Lionel Messi akan menghadapi tantangan baru yang belum pernah ia rasakan sepanjang karier internasionalnya. Kapten Argentina tersebut dijadwalkan melakoni pertemuan perdana melawan tim nasional Inggris dalam laga semifinal Piala Dunia 2026 di Atlanta pada 16 Juli mendatang.
Meskipun telah mencatatkan lebih dari 200 penampilan dan mencetak 125 gol untuk Argentina, Messi belum pernah sekalipun berhadapan dengan Inggris di lapangan hijau. Pertandingan ini menjadi sangat emosional karena kedua negara memiliki rivalitas sejarah yang sengit di Piala Dunia.
Sejarah Rivalitas Inggris dan ArgentinaRivalitas Inggris dan Argentina di Piala Dunia merupakan salah satu yang paling ikonik dalam sejarah sepak bola. Ketegangan kedua negara telah berlangsung sejak perempat final Piala Dunia 1966, ketika kapten Argentina Antonio Rattín diusir keluar lapangan oleh wasit asal Jerman, Rudolf Kreitlein, dalam laga yang dimenangi Inggris 1-0.
Perseteruan mencapai puncaknya di perempat final Piala Dunia 1986. Dalam pertandingan itu, Diego Maradona mencetak dua gol yang sama-sama dikenang sepanjang masa: gol pertama melalui sentuhan tangan yang kemudian dijuluki "Hand of God", sementara gol kedua lahir setelah menggiring bola melewati lima pemain Inggris sebelum menaklukkan Peter Shilton, yang kemudian dikenal sebagai "Goal of the Century". Argentina menang 2-1 dan melaju hingga menjadi juara dunia.
Persaingan kedua tim kembali memanas di babak 16 besar Piala Dunia 1998. David Beckham menerima kartu merah setelah menendang Diego Simeone sebagai balasan atas pelanggaran yang diterimanya, membuat Inggris bermain dengan 10 orang selama lebih dari satu jam. Meski mampu menahan imbang Argentina 2-2 hingga perpanjangan waktu, Inggris akhirnya tersingkir melalui adu penalti. Empat tahun berselang, Inggris membalas kekalahan itu lewat kemenangan 1-0 pada fase grup Piala Dunia 2002 berkat penalti Beckham, yang sekaligus menebus kesalahannya empat tahun sebelumnya.

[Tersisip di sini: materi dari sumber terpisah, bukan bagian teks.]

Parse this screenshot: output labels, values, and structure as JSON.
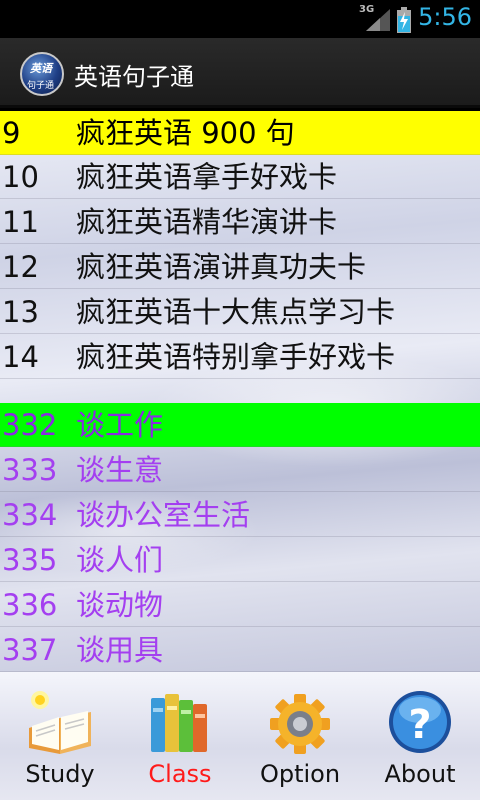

Pertemuan ini disebut sebagai laga semifinal ideal yang diinginkan oleh publik Argentina dan Inggris. Pengamat sepak bola Micah Richards menilai bahwa kehadiran Messi tetap menjadi ancaman utama. Richards.
“Inggris bisa berlari lebih cepat dari Argentina, tetapi mereka memiliki sosok jenius bernama Messi. Semua pemain bermain untuknya. Menjaga dia adalah hal mustahil karena dia memiliki kesadaran ruang yang fantastis serta aura yang berada di level berbeda,” katanya dikutip dari BBC Sports
Di sisi lain, mantan penyerang Inggris Wayne Rooney menyoroti aspek taktis dalam menjaga Messi. Menurut Rooney, kelemahan La Pulga terletak pada kontribusi defensifnya yang minim, namun hal tersebut sering tertutupi oleh momen-momen magis yang ia ciptakan di saat-saat krusial pertandingan.
“Dia bisa menjadi kelemahan secara defensif bagi Argentina karena dia tidak banyak membantu pertahanan. Namun, dia memiliki momen-momen kualitas tinggi dan pengambilan keputusan yang tepat. Menjaga Lionel Messi adalah soal konsentrasi penuh dan komunikasi antar pemain untuk menutup posisi yang tidak terduga,” kata Rooney.